Avec un tel rapport des forces, le Pentagone aurait la maîtrise de l’air dans la zone du Golfe et dans l’ensemble de la région, comme pendant la campagne irakienne. Il n’y a pas lieu de douter non plus que l’aviation américaine frapperait tout navire suspect apparaissant dans le détroit d’Hormuz. Quant au missile balistique Fajr-3 et à la torpille à grande vitesse Hout, sur lesquels misent les militaires iraniens, ils ne peuvent être tirés que depuis des navires.

En ce qui concerne la valeur combative et l’organisation des effectifs, l’Iran le cède manifestement aux six Groupes de porte-avions américains. Alors, quels étaient les buts poursuivis par les exercices navals iraniens ?

Il ne faudrait surtout pas les considérer simplement comme un coup de bluff. L’Iran dispose encore de temps pour la réflexion et négocier avec le Conseil de sécurité et aussi avec les Etats-Unis, deux autres possibilités s’offrent encore à lui pour manifester sa volonté de défendre son droit d’enrichir de l’uranium dans le cadre de son propre programme nucléaire. En effet, selon les prévisions les plus sérieuses, les Etats-Unis ne pourraient pas commencer avant le mois de septembre une opération militaire contre l’Iran, si, bien sûr, ils ont l’intention de le faire. Et voici pourquoi.
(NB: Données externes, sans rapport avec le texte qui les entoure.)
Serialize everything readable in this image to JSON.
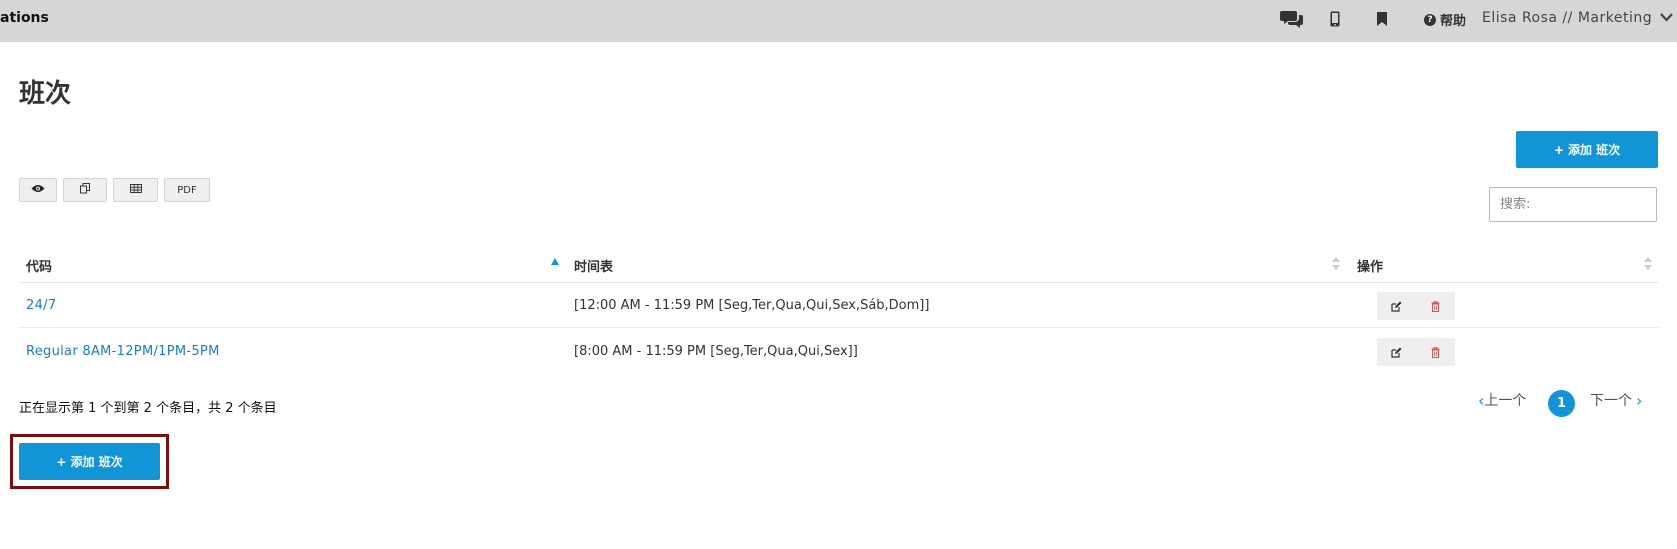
{
  "topbar": {
    "app_name": "ations",
    "icons": [
      "chat-icon",
      "mobile-icon",
      "bookmark-icon"
    ],
    "help_label": "帮助",
    "user_label": "Elisa Rosa // Marketing"
  },
  "page": {
    "title": "班次"
  },
  "buttons": {
    "add_label": "添加 班次",
    "add_icon": "+"
  },
  "toolbar": {
    "view_icon": "eye-icon",
    "copy_icon": "copy-icon",
    "table_icon": "table-icon",
    "pdf_label": "PDF"
  },
  "search": {
    "placeholder": "搜索:"
  },
  "table": {
    "columns": [
      "代码",
      "时间表",
      "操作"
    ],
    "rows": [
      {
        "code": "24/7",
        "schedule": "[12:00 AM - 11:59 PM [Seg,Ter,Qua,Qui,Sex,Sáb,Dom]]"
      },
      {
        "code": "Regular 8AM-12PM/1PM-5PM",
        "schedule": "[8:00 AM - 11:59 PM [Seg,Ter,Qua,Qui,Sex]]"
      }
    ]
  },
  "info": {
    "text": "正在显示第 1 个到第 2 个条目，共 2 个条目"
  },
  "pagination": {
    "prev_label": "上一个",
    "next_label": "下一个",
    "current_page": "1"
  },
  "colors": {
    "accent": "#1195d6",
    "link": "#1a7fc1",
    "topbar": "#d6d6d6",
    "highlight": "#7a0f10",
    "delete": "#d9534f"
  }
}
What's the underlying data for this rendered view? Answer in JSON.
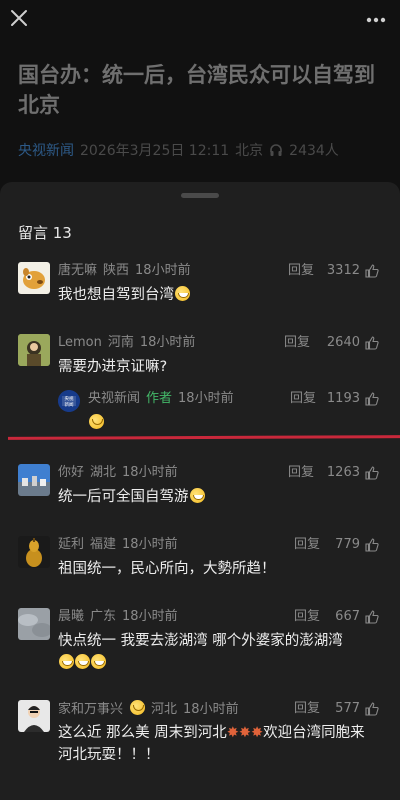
{
  "article": {
    "title": "国台办：统一后，台湾民众可以自驾到北京",
    "source": "央视新闻",
    "datetime": "2026年3月25日 12:11",
    "location": "北京",
    "listeners": "2434人"
  },
  "comments_header": {
    "label": "留言 13"
  },
  "reply_label": "回复",
  "comments": [
    {
      "nickname": "唐无嘛",
      "location": "陕西",
      "time": "18小时前",
      "likes": "3312",
      "text": "我也想自驾到台湾"
    },
    {
      "nickname": "Lemon",
      "location": "河南",
      "time": "18小时前",
      "likes": "2640",
      "text": "需要办进京证嘛?"
    },
    {
      "nickname": "央视新闻",
      "author_tag": "作者",
      "time": "18小时前",
      "likes": "1193",
      "text": ""
    },
    {
      "nickname": "你好",
      "location": "湖北",
      "time": "18小时前",
      "likes": "1263",
      "text": "统一后可全国自驾游"
    },
    {
      "nickname": "延利",
      "location": "福建",
      "time": "18小时前",
      "likes": "779",
      "text": "祖国统一，民心所向，大勢所趋！"
    },
    {
      "nickname": "晨曦",
      "location": "广东",
      "time": "18小时前",
      "likes": "667",
      "text": "快点统一   我要去澎湖湾   哪个外婆家的澎湖湾"
    },
    {
      "nickname": "家和万事兴",
      "location": "河北",
      "time": "18小时前",
      "likes": "577",
      "text": "这么近 那么美 周末到河北",
      "text2": "欢迎台湾同胞来河北玩耍！！！"
    }
  ],
  "colors": {
    "accent_green": "#43b768",
    "annotation_red": "#c9283b",
    "source_blue": "#2d5a88"
  },
  "icons": [
    "close-icon",
    "more-icon",
    "headphone-icon",
    "thumbs-up-icon"
  ]
}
Selon le commandant suprême des forces de l’OTAN, le général américain James Jones, la Force internationale d’assistance à la sécurité (ISAF) en Afghanistan ne contrôlera entièrement le territoire de ce pays non pas en octobre-novembre prochains comme prévu, mais en août. On voit mal les Etats-Unis entreprendre une opération militaire en Iran sans s’assurer que leurs arrières en Afghanistan sont bien assurés. D’un autre côté, les Etats-Unis hésiteront à faire coïncider le début d’une action musclée en Iran avec les élections au Congrès programmées pour le mois de novembre. Par conséquent, on peut considérer septembre-octobre comme la période optimale.

Partant, l’Iran a encore du temps devant lui non seulement pour afficher sa résolution et aussi mener certaines choses à bien. Par exemple, convaincre l’opinion mondiale de la vanité, du danger et, chose essentielle, de l’illégitimité des efforts appliqués par Washington pour contraindre l’Iran à renoncer à son droit d’enrichir de l’uranium. L’Iran pourrait aussi tenter de persuader le Conseil de sécurité de l’ONU de renvoyer le dossier iranien à l’Agence internationale de l’énergie atomique (AIEA). Enfin, pourquoi ne pas titiller les nerfs de Washington en démontrant que les Etats-Unis ne sont pas les tout-puissants qu’ils prétendent être, en tout cas dans la région où l’Iran prétend clairement au leadership. Pourquoi l’Iran n’essayerait-il pas d’obliger les Etats-Unis à tenir compte de ses intérêts ? Pour l’instant,Téhéran ne donne pas l’impression de se résigner à céder le pas sans combattre à Washington.